In later years I was fortunate to be contacted by various distant family members who have provided ancestral information and treasured photographs. I have tried to share this information in various ways and developed a desire to write a story so that the family’s history on Sand Mountain might be preserved. Email, social media, and the internet have made information available and shareable, and I am continually amazed at what we can learn from the past.
Until about eight years ago, I did not envision that such a story would garner sufficient interest, beyond my own family, to consider its publication. A cousin, John Harold Craze, from Hixson, Tennessee, sent me a packet of papers he had requested from the United States Pension Bureau. The packet documented the depositions taken from several citizens of DeKalb County regarding a pension claim of his ancestor, Jennie Cooper Craze. A special agent, John Harper Wager, was tasked with reinvestigating the circumstances of the death of her husband, John Craze, a soldier from Company C of the Vidette Cavalry.

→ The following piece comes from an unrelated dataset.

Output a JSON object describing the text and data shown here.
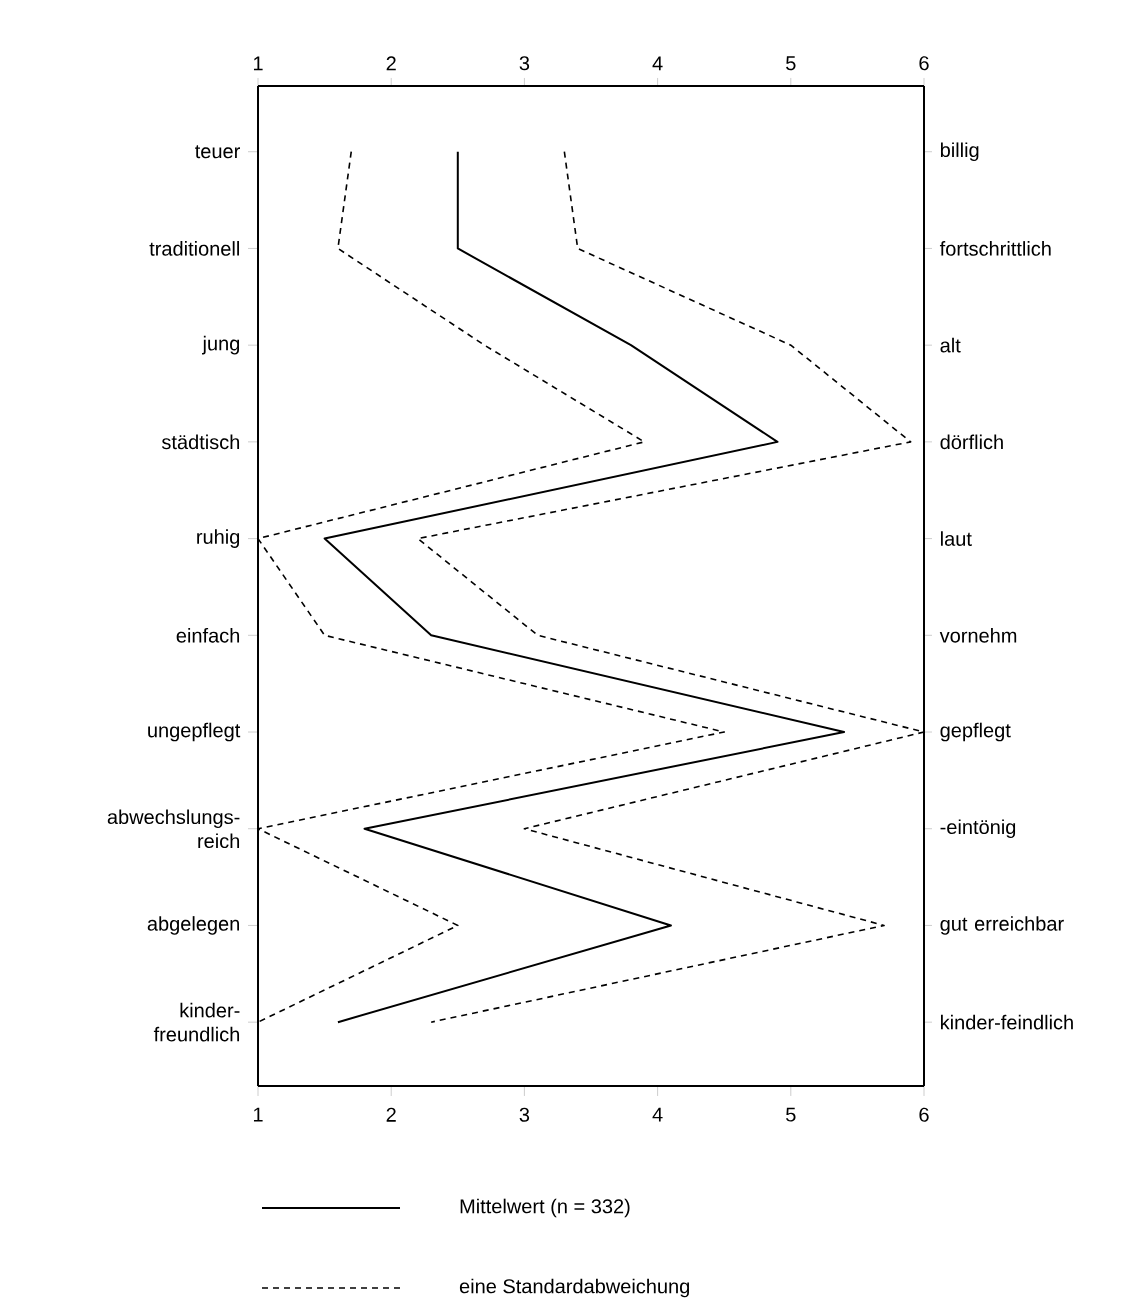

As I began to research the life and work of John Harper Wager, it became apparent that his story needed to be told. His work during and after Civil War Reconstruction was influential in the history of Alabama and of the nation. The telling of his story provided a means to tell my family’s story, along with many of their neighbors on Sand Mountain and in Wills Valley, and of the Winston family in Valley Head. These tales can be found in the novel, Yet a Remnant. It is my hope that, by reading this book, the community can have a greater appreciation for the pivotal role their families played in American history and what the lives of their ancestors may have been like in January 1878.